DOT's George Molaski begins a third and final endeavor?public service

For George Molaski, the Transportation Department's first chief information officer, a job with the government seemed like the logical next step for someone who already had experienced life as a student and a businessman.

For George Molaski, the Transportation Department's first chief information officer, a job with the government seemed like the logical next step for someone who already had experienced life as a student and a businessman.

"I always liked the comment...'Spend one-third of your life educating yourself, one-third of your life earning money and one-third of your life in public service,' " Molaski said. "I believe everybody should get involved in public service to contribute in whatever manner they see fit."

From early on, Molaski had an interest in computers and education. He received a bachelor's degree in computer science from the University of Dayton and then briefly went to work for NCR Corp. rewriting Fortran compilers. He later received a master's degree in business administration from his alma mater and returned to work for NCR, this time in the organizational development area.

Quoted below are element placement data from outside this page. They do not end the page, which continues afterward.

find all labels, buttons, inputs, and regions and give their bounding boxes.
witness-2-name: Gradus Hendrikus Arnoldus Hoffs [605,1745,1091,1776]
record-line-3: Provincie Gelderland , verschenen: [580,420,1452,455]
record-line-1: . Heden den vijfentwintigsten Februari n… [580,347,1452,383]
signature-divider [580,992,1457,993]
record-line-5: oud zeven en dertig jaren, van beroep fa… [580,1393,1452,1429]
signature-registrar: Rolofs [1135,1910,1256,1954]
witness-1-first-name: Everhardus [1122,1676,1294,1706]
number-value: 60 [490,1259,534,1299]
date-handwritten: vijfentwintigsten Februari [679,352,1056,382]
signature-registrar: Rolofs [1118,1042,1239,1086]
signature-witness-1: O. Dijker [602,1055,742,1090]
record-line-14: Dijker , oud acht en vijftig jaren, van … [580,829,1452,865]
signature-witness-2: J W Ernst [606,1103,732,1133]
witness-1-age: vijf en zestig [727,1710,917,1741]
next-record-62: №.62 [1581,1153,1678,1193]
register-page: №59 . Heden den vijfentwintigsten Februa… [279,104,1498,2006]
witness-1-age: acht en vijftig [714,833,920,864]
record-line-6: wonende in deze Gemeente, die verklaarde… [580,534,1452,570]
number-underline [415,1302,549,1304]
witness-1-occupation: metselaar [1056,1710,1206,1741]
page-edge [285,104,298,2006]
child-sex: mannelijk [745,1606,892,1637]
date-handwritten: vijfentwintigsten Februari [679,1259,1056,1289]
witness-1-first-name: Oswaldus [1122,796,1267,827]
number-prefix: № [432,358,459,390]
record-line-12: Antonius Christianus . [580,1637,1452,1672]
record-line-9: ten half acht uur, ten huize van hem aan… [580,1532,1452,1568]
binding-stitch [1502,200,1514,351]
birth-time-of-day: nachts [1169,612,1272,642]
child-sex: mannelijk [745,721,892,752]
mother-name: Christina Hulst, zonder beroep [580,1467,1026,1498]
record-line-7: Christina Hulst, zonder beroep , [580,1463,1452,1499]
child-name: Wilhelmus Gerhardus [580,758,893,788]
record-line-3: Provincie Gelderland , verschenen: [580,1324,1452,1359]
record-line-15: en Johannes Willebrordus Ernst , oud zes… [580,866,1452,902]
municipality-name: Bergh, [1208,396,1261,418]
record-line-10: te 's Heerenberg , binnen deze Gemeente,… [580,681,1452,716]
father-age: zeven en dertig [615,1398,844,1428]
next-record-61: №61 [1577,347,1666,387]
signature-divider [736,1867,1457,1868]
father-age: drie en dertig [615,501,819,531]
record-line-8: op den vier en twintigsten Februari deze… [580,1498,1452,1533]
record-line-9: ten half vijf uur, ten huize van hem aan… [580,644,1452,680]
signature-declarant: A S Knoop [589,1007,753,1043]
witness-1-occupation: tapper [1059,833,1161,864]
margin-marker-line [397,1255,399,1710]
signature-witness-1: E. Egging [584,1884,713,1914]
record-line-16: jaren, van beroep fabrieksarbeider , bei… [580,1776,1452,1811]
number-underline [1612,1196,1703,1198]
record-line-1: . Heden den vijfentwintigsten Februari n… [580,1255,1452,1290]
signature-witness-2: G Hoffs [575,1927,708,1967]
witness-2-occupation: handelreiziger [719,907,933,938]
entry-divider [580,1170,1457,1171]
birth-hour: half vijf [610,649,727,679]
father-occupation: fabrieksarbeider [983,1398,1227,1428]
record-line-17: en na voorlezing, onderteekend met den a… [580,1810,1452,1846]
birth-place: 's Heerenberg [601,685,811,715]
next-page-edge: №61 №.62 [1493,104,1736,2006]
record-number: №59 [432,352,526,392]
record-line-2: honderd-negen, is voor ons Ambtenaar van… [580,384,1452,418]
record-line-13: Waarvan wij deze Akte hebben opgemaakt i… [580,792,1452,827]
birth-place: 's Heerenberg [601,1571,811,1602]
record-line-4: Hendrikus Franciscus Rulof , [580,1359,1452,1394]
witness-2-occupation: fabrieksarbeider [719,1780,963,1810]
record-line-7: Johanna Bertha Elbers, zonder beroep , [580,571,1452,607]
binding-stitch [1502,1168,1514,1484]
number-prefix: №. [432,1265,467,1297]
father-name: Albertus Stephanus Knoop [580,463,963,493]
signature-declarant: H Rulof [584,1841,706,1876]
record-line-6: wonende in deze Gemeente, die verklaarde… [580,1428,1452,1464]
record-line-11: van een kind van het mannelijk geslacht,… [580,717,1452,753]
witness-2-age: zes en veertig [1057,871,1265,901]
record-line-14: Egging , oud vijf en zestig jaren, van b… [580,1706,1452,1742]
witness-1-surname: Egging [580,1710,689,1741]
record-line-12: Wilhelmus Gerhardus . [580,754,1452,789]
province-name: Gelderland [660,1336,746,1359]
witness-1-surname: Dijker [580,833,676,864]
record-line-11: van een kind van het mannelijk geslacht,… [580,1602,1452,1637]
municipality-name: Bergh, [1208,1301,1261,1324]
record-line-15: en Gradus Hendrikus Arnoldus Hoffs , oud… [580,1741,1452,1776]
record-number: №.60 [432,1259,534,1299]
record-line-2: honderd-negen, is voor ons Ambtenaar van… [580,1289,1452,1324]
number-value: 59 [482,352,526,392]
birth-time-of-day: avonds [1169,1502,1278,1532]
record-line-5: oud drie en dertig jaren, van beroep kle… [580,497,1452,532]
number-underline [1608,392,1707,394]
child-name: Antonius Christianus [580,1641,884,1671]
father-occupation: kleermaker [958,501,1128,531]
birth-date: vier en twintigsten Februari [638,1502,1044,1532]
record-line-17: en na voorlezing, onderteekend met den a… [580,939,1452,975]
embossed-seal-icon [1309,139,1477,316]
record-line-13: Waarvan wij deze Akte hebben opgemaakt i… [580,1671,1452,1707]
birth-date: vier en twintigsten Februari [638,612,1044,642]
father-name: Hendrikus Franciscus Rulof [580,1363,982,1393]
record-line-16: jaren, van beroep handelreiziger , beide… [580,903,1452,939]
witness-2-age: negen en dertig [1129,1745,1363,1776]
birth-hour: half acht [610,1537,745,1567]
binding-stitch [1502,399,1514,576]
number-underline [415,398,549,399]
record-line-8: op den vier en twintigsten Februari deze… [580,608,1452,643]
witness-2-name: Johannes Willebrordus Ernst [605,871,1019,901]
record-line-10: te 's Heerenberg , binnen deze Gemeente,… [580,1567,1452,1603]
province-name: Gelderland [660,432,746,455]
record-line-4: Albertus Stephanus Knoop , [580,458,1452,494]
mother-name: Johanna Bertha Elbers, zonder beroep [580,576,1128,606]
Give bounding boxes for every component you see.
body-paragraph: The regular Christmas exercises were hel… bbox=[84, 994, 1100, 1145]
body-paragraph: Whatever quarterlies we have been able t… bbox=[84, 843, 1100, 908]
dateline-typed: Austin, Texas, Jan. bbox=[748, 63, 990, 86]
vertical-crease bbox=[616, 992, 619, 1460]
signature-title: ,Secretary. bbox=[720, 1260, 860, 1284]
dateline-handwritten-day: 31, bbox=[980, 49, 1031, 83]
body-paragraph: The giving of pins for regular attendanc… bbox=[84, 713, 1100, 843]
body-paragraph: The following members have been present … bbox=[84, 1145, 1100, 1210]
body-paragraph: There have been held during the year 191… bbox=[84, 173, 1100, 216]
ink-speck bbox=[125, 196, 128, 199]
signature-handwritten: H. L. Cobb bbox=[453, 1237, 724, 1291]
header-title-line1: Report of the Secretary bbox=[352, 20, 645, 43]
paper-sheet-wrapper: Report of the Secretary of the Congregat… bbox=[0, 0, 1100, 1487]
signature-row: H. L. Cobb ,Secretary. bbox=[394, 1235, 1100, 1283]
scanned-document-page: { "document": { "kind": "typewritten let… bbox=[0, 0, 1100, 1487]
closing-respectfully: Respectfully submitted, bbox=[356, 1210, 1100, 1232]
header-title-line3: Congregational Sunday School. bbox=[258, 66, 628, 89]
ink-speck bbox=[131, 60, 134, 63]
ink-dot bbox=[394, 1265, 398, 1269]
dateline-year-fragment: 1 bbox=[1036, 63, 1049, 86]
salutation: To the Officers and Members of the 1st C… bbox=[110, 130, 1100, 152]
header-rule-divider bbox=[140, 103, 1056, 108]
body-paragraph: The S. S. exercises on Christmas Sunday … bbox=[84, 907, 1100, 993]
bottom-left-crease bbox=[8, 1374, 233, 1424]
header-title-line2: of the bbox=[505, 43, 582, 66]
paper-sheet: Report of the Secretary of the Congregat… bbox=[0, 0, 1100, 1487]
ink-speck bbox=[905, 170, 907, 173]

The Army sent him to Washington, D.C., on Memorial Day in 1970, and among his tasks was to rewrite the service's haircut regulations at a time when the battle between "long hairs" and "short hairs" was heating up. Molaski jokingly calls that work his "real claim to fame."

Most recently, Molaski was president of Writers Club, which has an Internet site that posts and sells books written by independent authors. Customers can order a book from the World Wide Web site (writersclub.com) and have it printed on demand.

Molaski also was executive vice president of Advanced Paradigms Inc. and president of the former research outfit IDC Government. He still volunteers as chairman of the Falls Church, Va. Economic Development Authority.

"I was always looking at technology as a tool to make business better, [to provide] a competitive advantage and to make our jobs easier," Molaski said. "For me, it's never been technology for technology's sake. But I do love my toys." A high-definition TV and another PalmPilot are on his personal wish list, he said.

Molaski believes his background has provided the right mix of skills to be successful. "I have a very broad base of technical skills and understanding of IT," he said. "I've seen it in a variety of industries, including transportation and government. The other side is business orientation. I've been fortunate enough to be in executive positions in some very good business organizations."

Part of his job as CIO will be to ensure that DOT makes wise technology investments. Molaski said DOT will create an IT investment board, like those in other federal agencies, that will oversee the budget process and have a final say on how money should be spent.

He also plans to migrate the department to using single e-mail package and eventually a common suite of office applications to improve communication. The CIO's office already is evaluating Microsoft Corp.'s Exchange and Office 2000 packages for potential departmentwide rollout.

Not surprisingly, Molaski plans to use the Internet to disseminate more transportation-related information and beef up the department's intranet to give the public and DOT's employees easy access to information and provide a feedback loop.

He is considering creating a "transportation portal" for this purpose. "Much of DOT is in the first generation of using the Internet right now," he said. "It's not as user-friendly as it could be. We want to change that."

Like other CIOs in government, Molaski said he faces work force and training challenges, especially with the private sector promising young workers high salaries and good benefits.

But perhaps his biggest challenge is funding the activities he wants to pursue. He was hired as CIO just three months ago and therefore had little input into the fiscal 2001 budget.

"A lot of initiatives I want to do will have to be off-budget or will have to wait [until 2001]," he said. "That was the biggest shock."